İnsanların şimdiki bu kargaşayı yaratmalarının sebebinin de bu iddialı başlık olduğu aşikardı. Posterde yazanlara göre, bu binada yer alan aynalar, insanlara gelecekteki hallerini gösterebilecek aynalardı. Çoğu insan bunun sadece bir yalandan ibaret olduğunu düşünmüştü. Zaten "Yirmi ikinci yüzyılda böyle saçmalıklara inanan insanların olması ne kadar da acıncası..." diye düşünmüştü o kadın da. Tabii, bu saçmalığa inananların arasında yer alacak olması aklının ucundan bile geçmiyordu bu sözleri söylerken.
Başta, şehrin dört bir yanında popülerliği artan bu geleceği gösteren ayna olayı ile dalga geçilse de günler sonra bu aynaların yaratıcısı olan ellili yaşlarda iki kardeşin sosyal medya hesaplarında başlattığı canlı yayın deprem etkisi yaratmıştı. Yayında, sokaktan geçen rastgele insanları yoldan çevirip geleceği gösteren ayna etkinliklerinde gönüllü olarak yer almalarını istemişlerdi. Bu beş kişi, binadaki aynaların bulunduğu özel odalardan birine götürülürken yapılan canlı yayını izleyen insanların sayısı ise yüz bini geçmişti.
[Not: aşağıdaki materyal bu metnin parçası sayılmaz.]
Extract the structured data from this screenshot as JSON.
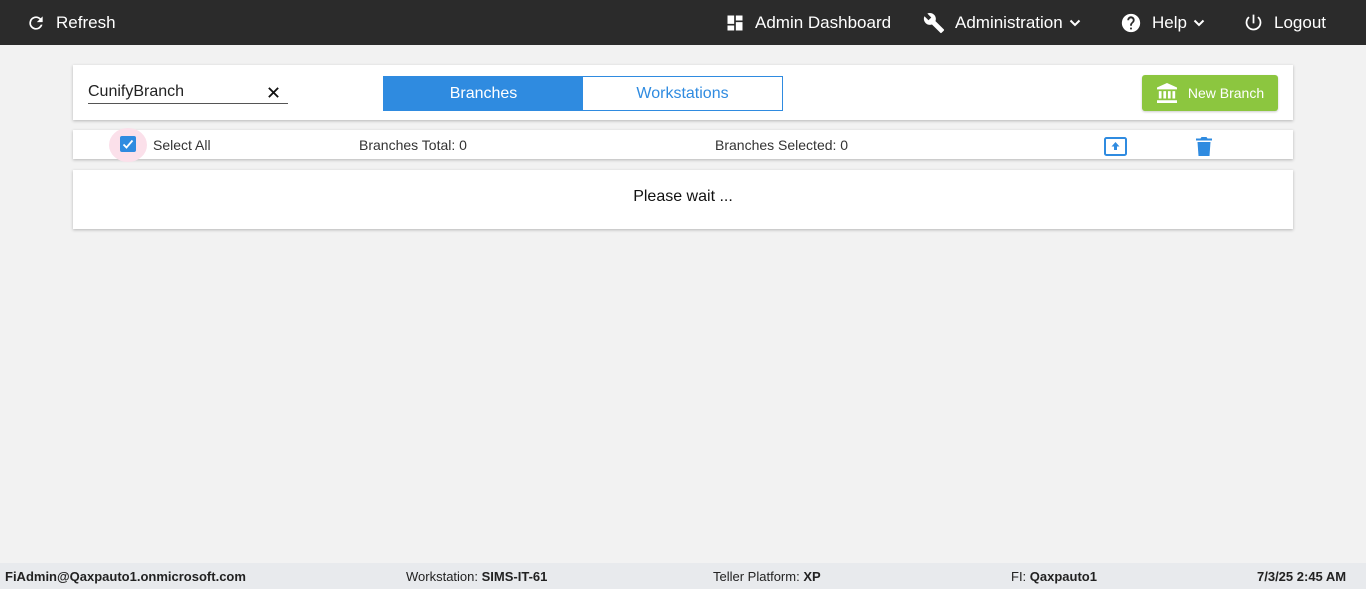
{
  "topbar": {
    "refresh_label": "Refresh",
    "dashboard_label": "Admin Dashboard",
    "administration_label": "Administration",
    "help_label": "Help",
    "logout_label": "Logout"
  },
  "search": {
    "value": "CunifyBranch"
  },
  "tabs": [
    {
      "label": "Branches",
      "active": true
    },
    {
      "label": "Workstations",
      "active": false
    }
  ],
  "new_branch_label": "New Branch",
  "selection": {
    "select_all_label": "Select All",
    "select_all_checked": true,
    "total_label": "Branches Total: 0",
    "selected_label": "Branches Selected: 0"
  },
  "status_message": "Please wait ...",
  "footer": {
    "user": "FiAdmin@Qaxpauto1.onmicrosoft.com",
    "workstation_label": "Workstation:",
    "workstation_value": "SIMS-IT-61",
    "platform_label": "Teller Platform:",
    "platform_value": "XP",
    "fi_label": "FI:",
    "fi_value": "Qaxpauto1",
    "datetime": "7/3/25 2:45 AM"
  },
  "colors": {
    "topbar": "#2b2b2b",
    "accent": "#2f8be0",
    "new_branch": "#8cc63f",
    "background": "#f2f2f2"
  },
  "icons": [
    "refresh-icon",
    "dashboard-icon",
    "wrench-icon",
    "help-icon",
    "power-icon",
    "close-icon",
    "bank-icon",
    "checkmark-icon",
    "upload-icon",
    "trash-icon",
    "chevron-down-icon"
  ]
}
Gönüllülerin, aynaların hemen karşısında yer alan koltuklara yerleşmesiyle birlikte yayını yapan kardeşlerden biri, gönüllülere eski model sanal gerçeklik gözlüklerini andıran bir gözlük ile kulaklarını çevreleyen ve takıldıktan sonra kilitlenebilen bir kablosuz kulaklık vermişti. Gözlüğün de mekanizması hemen hemen aynı denebilirdi, bir başkasının yardımı olmadan çıkarılması imkansız olan bu iki aletin yapılma amacı ise insanların, gelecekteki halleri hakkında bilgi sahibi olmalarına imkan sunan bu aynalardaki görüntüleri görüp duyabilmelerini sağlamaktı. Koltuklarda rakamların şekliyle konulduğundan - gözlüğü takmış olan birinin tuşları kullanabilme konusunda sıkıntı yaşayabileceği için - bir insanın parmaklarını üzerinde gezdirmesiyle birlikte kolaylıkla hangi sayı olduğunu anlayabileceği tuşlar ise kaç yıl sonraki hallerini görmek istiyorlarsa o hallerini görmelerini sağlıyordu.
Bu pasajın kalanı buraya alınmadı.